Last week I asked the question “what if you only invested in stocks when they were cheap?” The chart below got a lot of scrutiny, understandably so. It’s hard to believe that stocks did better when they were above their average valuation versus when they were below. I’m happy to chow on some crow here, the chart below is indeed greatly flawed.
I think the message I was trying to convey got lost in translation, so I wanted to take the opportunity to address this. First of all, that was certainly not a strategy recommendation. I was really targeting the laymen who gets frightened out of stocks when they hear people saying “stocks are overvalued.” That post was not intended to be an exhaustive study on valuations, but I’ll take responsibility for the lazy analysis.
In this post I’m going to address where the previous one fell short. This is going, deeper than I usually do, but I want to right these wrongs one by one and see if I can do a little better than last time.
“Wait a minute, why would you use price-to-earnings?”
I used price-to-earnings, guilty. I should have used the CAPE ratio which is much less noisy and a better representation of the overall trend.
“Wait a minute, why did this data only go back to 1954”?
I wasn’t attempting to be manipulative, this is how far back the P/E goes on Bloomberg. The CAPE ratio goes back much further and as previously mentioned, should have been used in the first place.
“Wait a minute, the investor went to cash when they were not invested in stocks?”
This absolutely should have been invested in fixed income rather than just sitting in cash. I replaced cash with the Five-Year U.S. Treasury note. Below, the blue line shows an investor who bought the S&P 500 when the CAPE ratio was below its long-term average and bought Treasurys when it was above average. The red line shows the opposite.
“Wait a minute, how would the investor know what the CAPE ratio would be next month?”
He wouldn’t. So the above chart is flawed, suffering from a severe case of look ahead bias. I have to say, I was surprised at how different the results are once I corrected for that. In the chart below, “below average” compounded at 9.2%, while “above average” compounded at just 6%.
“Wait a minute, how would an investor in 1926 know the long term average CAPE ratio from 1926-today?”
Ah, they wouldn’t, so we have to adjust for that also. Here is the average CAPE ratio over time. The red shaded areas indicate when the CAPE ratio was below its average. It’s easy now to look back at the historical long term average with perfect clarity, but an investor using this in real time did not have that luxury.

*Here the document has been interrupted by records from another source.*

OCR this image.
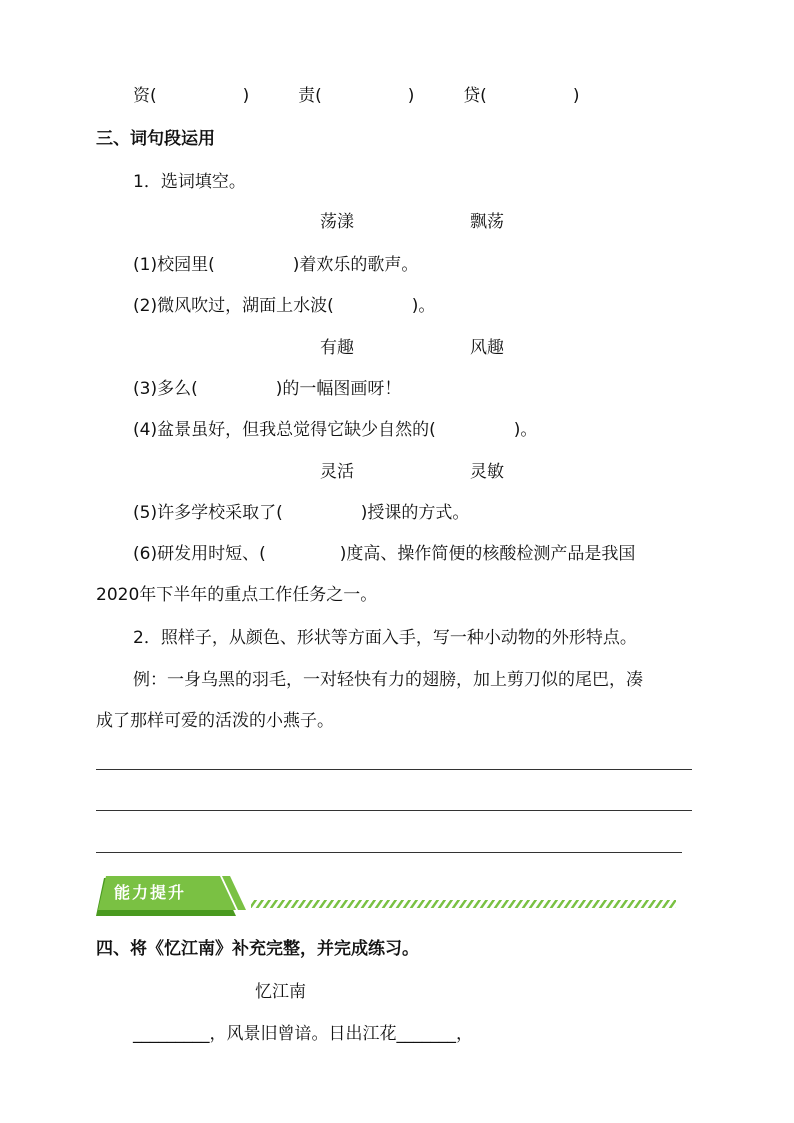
资(	)	责(	)	贷(	)
三、词句段运用
1．选词填空。
荡漾	飘荡
(1)校园里(	)着欢乐的歌声。
(2)微风吹过，湖面上水波(	)。
有趣	风趣
(3)多么(	)的一幅图画呀！
(4)盆景虽好，但我总觉得它缺少自然的(	)。
灵活	灵敏
(5)许多学校采取了(	)授课的方式。
(6)研发用时短、(	)度高、操作简便的核酸检测产品是我国
2020年下半年的重点工作任务之一。
2．照样子，从颜色、形状等方面入手，写一种小动物的外形特点。
例：一身乌黑的羽毛，一对轻快有力的翅膀，加上剪刀似的尾巴，凑
成了那样可爱的活泼的小燕子。
能力提升
四、将《忆江南》补充完整，并完成练习。
忆江南
_________，风景旧曾谙。日出江花_______，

Below is the final version, hopefully absent of any obvious flaws besides the usuals (nobody has a 100 year time horizon, index funds didn’t exist in 1930, taxes, etc). If an investor were to buy stocks when they were below the CAPE ratio and shift into U.S. Treasurys when the stocks were above the average CAPE ratio, they would have earned 8.4% a year, whereas investing in stocks when they were above the CAPE ratio would have returned just 6.8% a year. You’ll notice that an investor buying stocks below the average CAPE ratio in real time actually did worse than if they had known the full historical average ahead of time.
“Wait a minute, is it possible to actually invest based on the CAPE ratio?”
To each his own, but this to me seems like a difficult proposition. While it’s true that owning stocks when they were below the average CAPE outperformed stocks when they were above average, both considerably underperformed a simple buy and hold strategy. Consider that for the last twenty years, stocks have been in the most expensive quintile 75% of the time and have gained ~445% over this period (Granted we did see two 50% drawdowns over this time). Furthermore, the last time the S&P 500 was in the cheapest quintile of valuations was 1985. I’m not sure anybody has the patience, discipline, or quite frankly the need to buy stocks only when they’re dirt cheap. AQR nails it here when talking about market-timing using the CAPE ratio.
“Wait a minute, just because stocks are above or below their long-term average does not make them expensive or cheap”
Correct, so lets look at returns broken down by quintiles. I don’t think this table is a giant revelation, but in case there was any doubt, stocks have performed significantly better after they’ve gotten really cheap. Today, unfortunately we are in the most expensive quintile. Fortunately, this does not mean that stocks are doomed.
In looking at this valuation stuff, you can venture down a bottomless pit. The point I was and am trying to make is that while valuation is an important driver of long-term returns, using it as the sole basis for your investments might not be the best long-term strategy.
This is interesting stuff. Props to you for acknowledging the limitations of the original post and coming back for another look at it. Good work and thank you.